Comme je l'avais crains je n'avais guère de temps à consacrer à l'ouvrage. Parfois, allongé, après une journée de labeur, je ne pouvais lire que deux ou trois pages et m'endormais. Si l'éreintement était la première raison pour cet état de fait, l'écrit n'y était sans doute pas étranger. Si la peste déferlait maintenant sur l'humanité, les multiples anecdotes contées avec minutie, les sentiments violents longuement analysés, les drames multiples amplement détaillés provoquaient un effet quelque peu soporifique. Fallait-il vraiment être si lent et si long ? Si le verbe était excellemment maîtrisé, l'auteur ne se fourvoyait-il pas dans des méandres romantiques, n'avait-il pas par trop souscrit aux usages de l'époque ? A moins que ce ne fut moi qui demeurait insensible à la beauté de l'écrit, fils d'un siècle consumériste et barbare ? Ces questions ne cessaient de me hanter. J'en rêvais souvent, et m'éveillais en sueur au sortir d'un sommeil agité. Durant la journée, la joie de vivre qui m'était habituelle paraissait se ternir comme s'assombrissent les cieux crépusculaires. L'automne approchait et tout devenait grisaille. Je n'écoutais plus le rossignol chanter, je ne voyais plus les lucioles danser, et les airs entraînants que barytonaient les travailleurs du petit matin me semblaient tous mélancoliques et ténébreux. Un pessimisme funeste me gagnait, j'étais sous le joug d'humeurs changeantes, je devenais noir et atrabilaire. Je me tenais pourtant chaque soir à la lecture.

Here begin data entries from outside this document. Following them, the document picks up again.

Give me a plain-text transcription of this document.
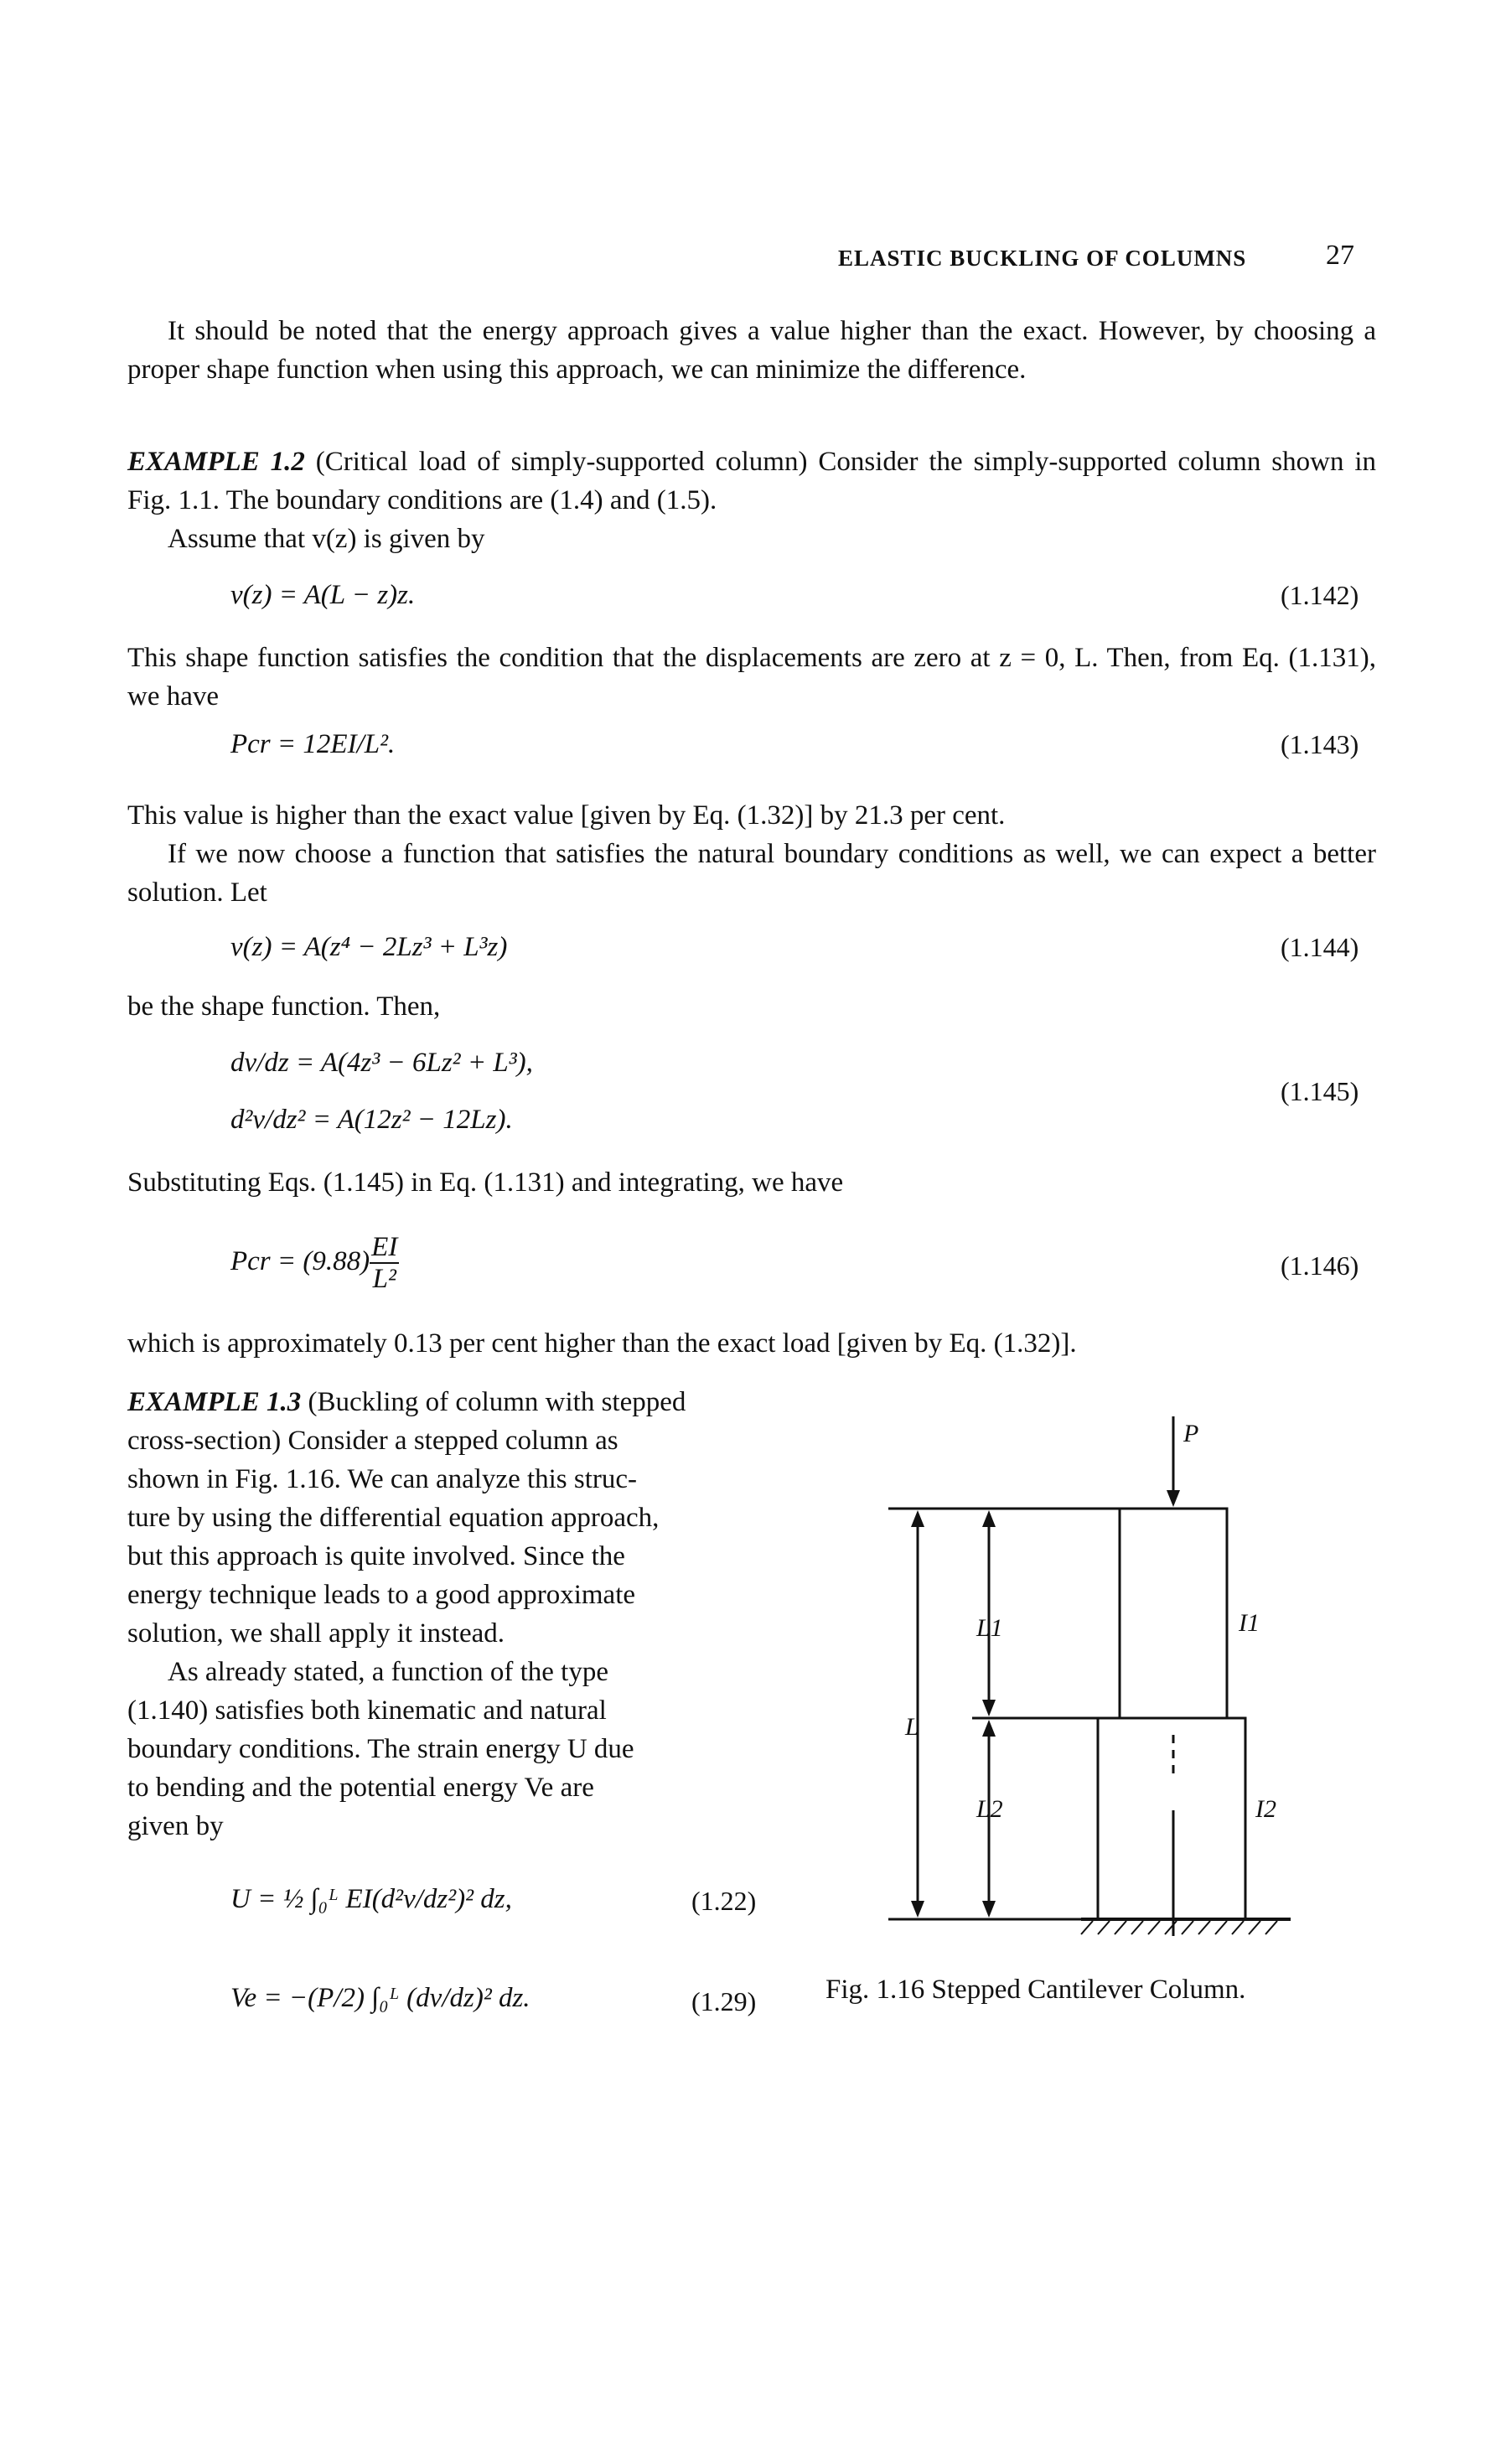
ELASTIC BUCKLING OF COLUMNS	27
It should be noted that the energy approach gives a value higher than the exact. However, by choosing a proper shape function when using this approach, we can minimize the difference.
EXAMPLE 1.2 (Critical load of simply-supported column) Consider the simply-supported column shown in Fig. 1.1. The boundary conditions are (1.4) and (1.5).
Assume that v(z) is given by
v(z) = A(L − z)z.	(1.142)
This shape function satisfies the condition that the displacements are zero at z = 0, L. Then, from Eq. (1.131), we have
Pcr = 12EI/L².	(1.143)
This value is higher than the exact value [given by Eq. (1.32)] by 21.3 per cent.
If we now choose a function that satisfies the natural boundary conditions as well, we can expect a better solution. Let
v(z) = A(z⁴ − 2Lz³ + L³z)	(1.144)
be the shape function. Then,
dv/dz = A(4z³ − 6Lz² + L³),
d²v/dz² = A(12z² − 12Lz).
(1.145)
Substituting Eqs. (1.145) in Eq. (1.131) and integrating, we have
Pcr = $(9.88) \frac{EI}{\text{L²}}$	(1.146)
which is approximately 0.13 per cent higher than the exact load [given by Eq. (1.32)].
EXAMPLE 1.3 (Buckling of column with stepped
cross-section) Consider a stepped column as
shown in Fig. 1.16. We can analyze this struc-
ture by using the differential equation approach,
but this approach is quite involved. Since the
energy technique leads to a good approximate
solution, we shall apply it instead.
As already stated, a function of the type
(1.140) satisfies both kinematic and natural
boundary conditions. The strain energy U due
to bending and the potential energy Ve are
given by
U = ½ ∫₀ᴸ EI(d²v/dz²)² dz,	(1.22)
Ve = −(P/2) ∫₀ᴸ (dv/dz)² dz.	(1.29)
P
L
L1
L2
I1
I2
Fig. 1.16 Stepped Cantilever Column.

C'est à la page 563, que l'autoresse utilise entière pour expliquer qu'elle accélère le récit de crainte de lasser le lecteur, qu'un long rire secoua mon être entier et que mon âme sombra dans la folie. Je n'allais plus travailler. J'errais tout le jour, parcourant les rues diagonales de Nantes, bousculant le piéton de l'épaule, insultant le passant. Ce n'est que le soir venu que je retrouvais le chemin du domicile où, rongée par l'angoisse, m'attendait mon aimée. Elle me regardait entrer, le visage livide, les yeux gonflés de haine, les lèvres scellées sur toute l'acrimonie du monde pour le monde que, dans un pur réflexe, elles se retenaient de vomir au visage de l'être le plus doux, le plus nécessaire que la création eût porté. Hélas, l'âme de la pauvre était aussi soumis à rude épreuve. Elle s'enfermait souvent dans une pièce voisine, et si aucun bruit ne parvenait à mes oreilles, je devinais que c'était pour pleurer. Un soir, je la surpris se frappant le front, de chaudes larmes coulant sur ses joues exsangues.

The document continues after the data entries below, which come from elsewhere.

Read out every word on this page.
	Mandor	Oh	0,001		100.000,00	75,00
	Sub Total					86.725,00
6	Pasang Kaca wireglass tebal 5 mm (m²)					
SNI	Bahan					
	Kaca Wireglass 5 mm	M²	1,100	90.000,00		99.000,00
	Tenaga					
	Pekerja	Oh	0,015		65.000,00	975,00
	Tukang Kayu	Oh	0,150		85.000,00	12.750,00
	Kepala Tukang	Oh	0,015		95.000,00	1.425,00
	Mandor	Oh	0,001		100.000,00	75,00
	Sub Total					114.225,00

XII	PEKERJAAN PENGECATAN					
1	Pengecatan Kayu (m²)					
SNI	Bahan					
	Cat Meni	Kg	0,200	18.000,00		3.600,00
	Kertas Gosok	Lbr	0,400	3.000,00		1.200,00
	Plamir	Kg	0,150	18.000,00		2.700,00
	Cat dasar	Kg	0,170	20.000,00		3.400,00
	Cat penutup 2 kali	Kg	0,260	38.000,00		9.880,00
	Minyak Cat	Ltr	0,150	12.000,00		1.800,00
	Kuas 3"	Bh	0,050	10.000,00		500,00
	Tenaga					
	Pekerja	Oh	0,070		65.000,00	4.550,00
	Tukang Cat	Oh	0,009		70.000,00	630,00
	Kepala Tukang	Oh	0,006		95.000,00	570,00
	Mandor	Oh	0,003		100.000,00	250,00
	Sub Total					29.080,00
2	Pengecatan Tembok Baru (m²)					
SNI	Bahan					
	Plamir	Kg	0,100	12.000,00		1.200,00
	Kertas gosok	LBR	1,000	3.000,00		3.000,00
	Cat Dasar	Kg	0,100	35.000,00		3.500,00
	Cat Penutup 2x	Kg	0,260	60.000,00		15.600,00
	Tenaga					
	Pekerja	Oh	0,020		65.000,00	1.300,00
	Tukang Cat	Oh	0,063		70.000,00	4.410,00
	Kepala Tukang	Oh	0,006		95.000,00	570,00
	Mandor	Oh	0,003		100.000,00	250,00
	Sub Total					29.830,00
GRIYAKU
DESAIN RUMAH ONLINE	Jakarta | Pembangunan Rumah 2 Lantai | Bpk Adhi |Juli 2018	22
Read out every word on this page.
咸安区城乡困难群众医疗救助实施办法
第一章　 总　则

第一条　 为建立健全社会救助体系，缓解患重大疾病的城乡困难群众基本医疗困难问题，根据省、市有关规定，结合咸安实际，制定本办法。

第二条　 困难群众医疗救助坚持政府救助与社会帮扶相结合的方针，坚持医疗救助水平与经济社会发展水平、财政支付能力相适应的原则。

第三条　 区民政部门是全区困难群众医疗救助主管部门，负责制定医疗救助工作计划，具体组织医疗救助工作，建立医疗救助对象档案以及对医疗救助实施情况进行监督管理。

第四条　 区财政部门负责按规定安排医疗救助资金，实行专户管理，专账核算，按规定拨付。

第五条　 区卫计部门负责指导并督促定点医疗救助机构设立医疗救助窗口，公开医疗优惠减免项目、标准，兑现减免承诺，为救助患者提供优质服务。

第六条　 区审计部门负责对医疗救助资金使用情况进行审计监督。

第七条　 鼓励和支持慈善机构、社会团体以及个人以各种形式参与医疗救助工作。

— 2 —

« Pardonnez-moi, mon époux, s'écria-t-elle, d'être femme si fragile, mais la maladie qui vous atteint ne me laisse pas indemne, croyez-le. Je ne voulais pas vous obliger, mais aujourd'hui, je vous en conjure... » Elle réprima avec difficulté un sanglot puis se jeta, sans honte, à mes pieds, de tout son long : « Je vous en supplie, je sais la cause de vos tourments. S'il vous reste quelque pitié pour celle qui éclairait jadis votre vie, celle qui était le coeur de votre coeur, jetez ce livre maudit qui vous ronge l'esprit. Brûlez-le, renvoyez le en enfer. Vous retrouverez la belle âme, la douceur, l'esprit d'équité qui sont votre vraie nature. Je meurs de vous voir sous la tyrannie de l'écrit maléfique. Si donner ma vie était la condition pour vous sauver, c'est sur le champ que je quitterai ce monde qui, loin de vous, ne m'offre aucune joie. »

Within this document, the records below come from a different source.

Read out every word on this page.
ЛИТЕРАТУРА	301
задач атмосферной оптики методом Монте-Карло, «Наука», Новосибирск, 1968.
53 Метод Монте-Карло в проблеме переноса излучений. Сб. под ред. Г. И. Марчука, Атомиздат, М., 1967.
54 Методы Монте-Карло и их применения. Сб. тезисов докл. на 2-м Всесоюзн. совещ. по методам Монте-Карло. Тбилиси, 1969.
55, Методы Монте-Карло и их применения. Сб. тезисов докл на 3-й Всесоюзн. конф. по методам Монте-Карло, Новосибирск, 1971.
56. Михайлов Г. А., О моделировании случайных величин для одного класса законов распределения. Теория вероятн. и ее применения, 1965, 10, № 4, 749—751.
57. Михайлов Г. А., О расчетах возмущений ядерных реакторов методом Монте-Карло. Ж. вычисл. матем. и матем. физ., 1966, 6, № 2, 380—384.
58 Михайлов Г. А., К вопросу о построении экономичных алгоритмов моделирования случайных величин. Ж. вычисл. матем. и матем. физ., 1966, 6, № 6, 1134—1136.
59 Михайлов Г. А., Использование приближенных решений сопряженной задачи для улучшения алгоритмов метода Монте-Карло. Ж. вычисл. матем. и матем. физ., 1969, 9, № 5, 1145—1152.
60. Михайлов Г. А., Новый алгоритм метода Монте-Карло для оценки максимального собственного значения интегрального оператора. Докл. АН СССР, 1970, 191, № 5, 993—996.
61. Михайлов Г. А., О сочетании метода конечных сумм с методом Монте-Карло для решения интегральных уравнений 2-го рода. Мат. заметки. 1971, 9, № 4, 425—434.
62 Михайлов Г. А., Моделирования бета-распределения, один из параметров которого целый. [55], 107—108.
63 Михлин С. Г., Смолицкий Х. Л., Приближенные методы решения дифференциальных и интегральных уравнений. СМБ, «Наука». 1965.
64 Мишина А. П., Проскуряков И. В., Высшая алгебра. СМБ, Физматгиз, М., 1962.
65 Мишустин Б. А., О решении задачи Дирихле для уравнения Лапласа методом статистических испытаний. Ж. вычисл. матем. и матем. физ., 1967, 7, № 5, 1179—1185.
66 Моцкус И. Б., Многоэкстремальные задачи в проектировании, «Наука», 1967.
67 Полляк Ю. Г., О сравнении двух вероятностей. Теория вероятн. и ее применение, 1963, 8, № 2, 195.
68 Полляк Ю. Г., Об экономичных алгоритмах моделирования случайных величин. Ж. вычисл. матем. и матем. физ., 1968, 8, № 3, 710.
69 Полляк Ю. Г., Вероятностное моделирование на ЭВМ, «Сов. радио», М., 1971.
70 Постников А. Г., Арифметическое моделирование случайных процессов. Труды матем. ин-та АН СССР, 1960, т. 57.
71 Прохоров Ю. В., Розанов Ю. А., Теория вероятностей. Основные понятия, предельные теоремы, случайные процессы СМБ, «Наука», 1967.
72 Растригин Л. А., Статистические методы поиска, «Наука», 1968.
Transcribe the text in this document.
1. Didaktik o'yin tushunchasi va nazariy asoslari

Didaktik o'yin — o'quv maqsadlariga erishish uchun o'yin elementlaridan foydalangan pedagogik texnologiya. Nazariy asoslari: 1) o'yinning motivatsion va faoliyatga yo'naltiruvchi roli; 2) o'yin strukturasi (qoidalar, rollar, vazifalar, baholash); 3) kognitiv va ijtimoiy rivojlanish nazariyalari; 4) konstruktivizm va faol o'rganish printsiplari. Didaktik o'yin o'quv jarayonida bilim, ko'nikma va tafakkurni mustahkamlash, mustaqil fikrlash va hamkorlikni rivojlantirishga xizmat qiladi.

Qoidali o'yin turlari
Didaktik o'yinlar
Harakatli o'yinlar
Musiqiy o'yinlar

Ces propos m'atteignirent et blessèrent mon être au plus profond. Je m'agenouillais et la soutins : « Oh, merveille de ma vie, vous, incarnation terrestre d'Ishtar, comment supporterais-je d'être la cause de votre mort précoce alors que je n'ai qu'un seul désir : vivre et vous chérir pour l'éternité. Quel être vil suis-je donc pour susciter en vous tant de tourments ? Je vous prie, Ma Dame, de me donner grâce. Cependant, comprenez : la lecture aboutit et je souhaite en finir. Je ne veux pas avoir souffert toutes ces heures, ces jours, ces mois, en pure perte. Je vous fais une promesse. Cette nuit, je poursuivrai l'oeuvre et cela jusqu'au bout. J'affronterai le mal comme... comme les petites chèvres fugueuses affrontent jusqu'à l'aube le loup démoniaque. Et demain matin, à votre réveil, vous me verrez enfin libéré de cette magie noire ».
Ma douce frémit et susurra :
« Mais souvent le loup ne mange-t-il pas la petite chèvre ? Que se passera-t-il si vous ne pouvez finir le récit ? »
« Alors, soit, me récriais-je, frappant ma poitrine en signe d'assurance quant à ce serment : par les flammes ou l'alchimie, ces feuillets seront réduits en cendres. »
« Je vous accorde ce répit, dit-elle. Si je désire votre retour, je le souhaite vainqueur. Je prierai le ciel de vous donner victoire puis attendrai l'aube confiante, mais impatiente de vous retrouver».
Je l'embrassais délicatement en guise d'au-revoir, puis m'isolais, le livre à la main, prêt à replonger dans l'océan sémantique en furie. Je me battis avec courage toute la nuit, luttant à la fois contre les longueurs, les langueurs, et l'accablement physique.
Enfin, je parvins au terme de l'épreuve. Les chants matutinaux des oiseaux célébraient autant la venue du soleil que ma victoire – peut-être plus éclatante – sur le monstre de

Shelley

. Je le rangeais dans ma bibliothèque et m'exclamais, possédé soudain par une ferveur nouvelle :
« Putain, je vais enfin pouvoir faire autre chose ! »




Lionel Verney est le dernier homme.
Accablé par la mort de son père, ancien ami du roi d'Angleterre, tombé en disgrâce et réduit à la pauvreté, Verney abandonne sa jeunesse à l'esprit de revanche et à la violence, avec, tendrement enfouie, une lueur d'amour pour sa soeur Perdita.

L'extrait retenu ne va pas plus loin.